Entlang der Garden Route nach Knysna
Tag 20
Die Fahrt nach Knysna führt uns wieder durch die Meiringspoorts-Schlucht. Bei strahlendem Sonnenschein ist es eine wunderschöne Strecke. Die Landschaft weckt die Lust zum Wandern. Leider lässt unser Zeitplan (typisch deutsch?) das nicht zu. Nach Oudtshoorn verlassen wir die Berge und fahren Richtung Küste zur Garden Route. Kurz vor der Stadt George schwenken wir wieder auf die Autobahn N2 ein. Hier nimmt der Verkehr merklich zu. Wir kommen über den Bergrücken in eine langgezogene Kurve und dann ist es da, das Meer. Nur kurz zeigt sich der kilometerlange Strand von Wilderness. Die Brandung ist stark und die Gischt liegt in der Luft. Wow-wow-wow, was für ein Ausblick, ich will mehr! Für‘s Erste müssen wir weiter, es sind noch knapp 50 Kilometer bis Knysna, und dann geht’s ins Meer.
So, da bin ich wieder in der Big Tree House Lodge. Die selbe Lodge wie vor zwei Jahren und drei Monaten. Ich bin wieder da. Diesmal haben wir ein recht großes Apartment mit drei Schlafzimmern und einer riesigen Panoramaterrasse.
Alles ist super mit einer Einschränkung: Laut ist es geworden in Knysna. Leider läuft die viel befahrene N2 durch den Ort und auch wir hier oben können das gut hören. Manch einer wird jetzt denken „Warum ist sie noch mal dorthin gefahren?“ Tja, damals habe ich das nicht so empfunden. Vielleicht lag es daran, dass die Abende kühler waren, wir nicht draußen gesessen haben und nachts die Fenster geschlossen hatten. Ich kann nur sagen, hier und heute ist es lauter, aber auch megaheiß und darum wollen wir jetzt baden gehen.

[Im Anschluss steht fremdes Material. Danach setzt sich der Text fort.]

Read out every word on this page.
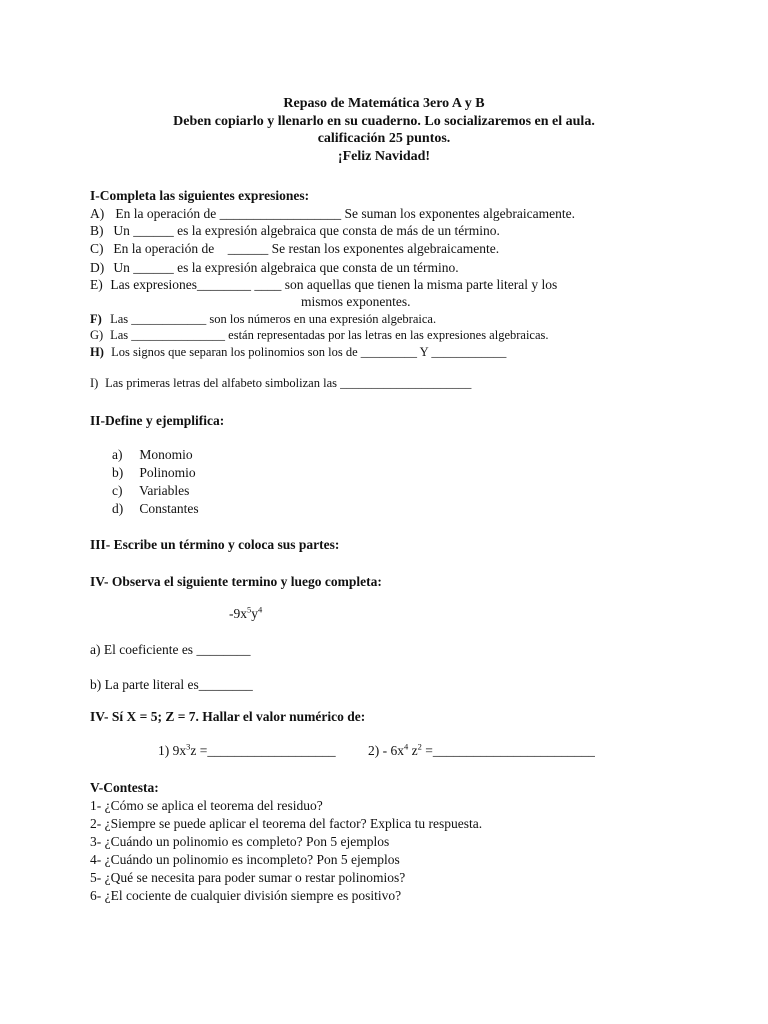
Repaso de Matemática 3ero A y B
Deben copiarlo y llenarlo en su cuaderno. Lo socializaremos en el aula.
calificación 25 puntos.
¡Feliz Navidad!
I-Completa las siguientes expresiones:
A) En la operación de __________________ Se suman los exponentes algebraicamente.
B) Un ______ es la expresión algebraica que consta de más de un término.
C) En la operación de    ______ Se restan los exponentes algebraicamente.
D) Un ______ es la expresión algebraica que consta de un término.
E) Las expresiones________ ____ son aquellas que tienen la misma parte literal y los
mismos exponentes.
F) Las ____________ son los números en una expresión algebraica.
G) Las _______________ están representadas por las letras en las expresiones algebraicas.
H) Los signos que separan los polinomios son los de _________ Y ____________
I) Las primeras letras del alfabeto simbolizan las _____________________
II-Define y ejemplifica:
a) Monomio
b) Polinomio
c) Variables
d) Constantes
III- Escribe un término y coloca sus partes:
IV- Observa el siguiente termino y luego completa:
$-9x^5y^4$
a) El coeficiente es ________
b) La parte literal es________
IV- Sí X = 5; Z = 7. Hallar el valor numérico de:
1) $9x^3z$ =___________________ $2) - 6x^4$ $z^2$ =________________________
V-Contesta:
1- ¿Cómo se aplica el teorema del residuo?
2- ¿Siempre se puede aplicar el teorema del factor? Explica tu respuesta.
3- ¿Cuándo un polinomio es completo? Pon 5 ejemplos
4- ¿Cuándo un polinomio es incompleto? Pon 5 ejemplos
5- ¿Qué se necesita para poder sumar o restar polinomios?
6- ¿El cociente de cualquier división siempre es positivo?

Es ist ja noch früher Nachmittag und weil Knysna keinen eigenen Strand hat, entscheiden wir uns für Buffels Bay. Es ist nur 20 Minuten entfernt und windgeschützt. Das Meer ist hier recht flach, aber man kann noch gut durch die Wellen tauchen. Hey, hatte ich schon erwähnt, dass es an der gesamten Küste weiße Haie gibt? Jawohl, so isses, also schwimmt nicht so weit raus!
Stunden später, erfrischt und ohne Hai-Kontakt fahren wir zurück in unsere Wohnung und machen uns schick für das Dinner. Schick ist jetzt etwas übertrieben, sagen wir, wir haben uns städtisch angezogen. Am Pier von Knysna gibt es einige gefragte Restaurants und Geschäfte zum Bummeln. Komischerweise haben die schönen Boutiquen immer zu, wenn wir zum Essen gehen. Wie macht mein Freund das bloß, dass wir es nie vor 19 Uhr hier her schaffen.
Seit ich wusste, dass wir in Knysna sind, war mir sonnenklar: Dann gehen wir jeden Abend ins Drydock, ein wirklich gutes Fischrestaurant mit Blick auf den Jachthafen und das Meer. Wir hatten schon ein Tag vorher angerufen und einen Tisch bestellt, denn es ist hier immer gut besucht. Das Essen war erwartungsgemäß ausgezeichnet und so kamen wir auch an den restlichen Tagen hierher.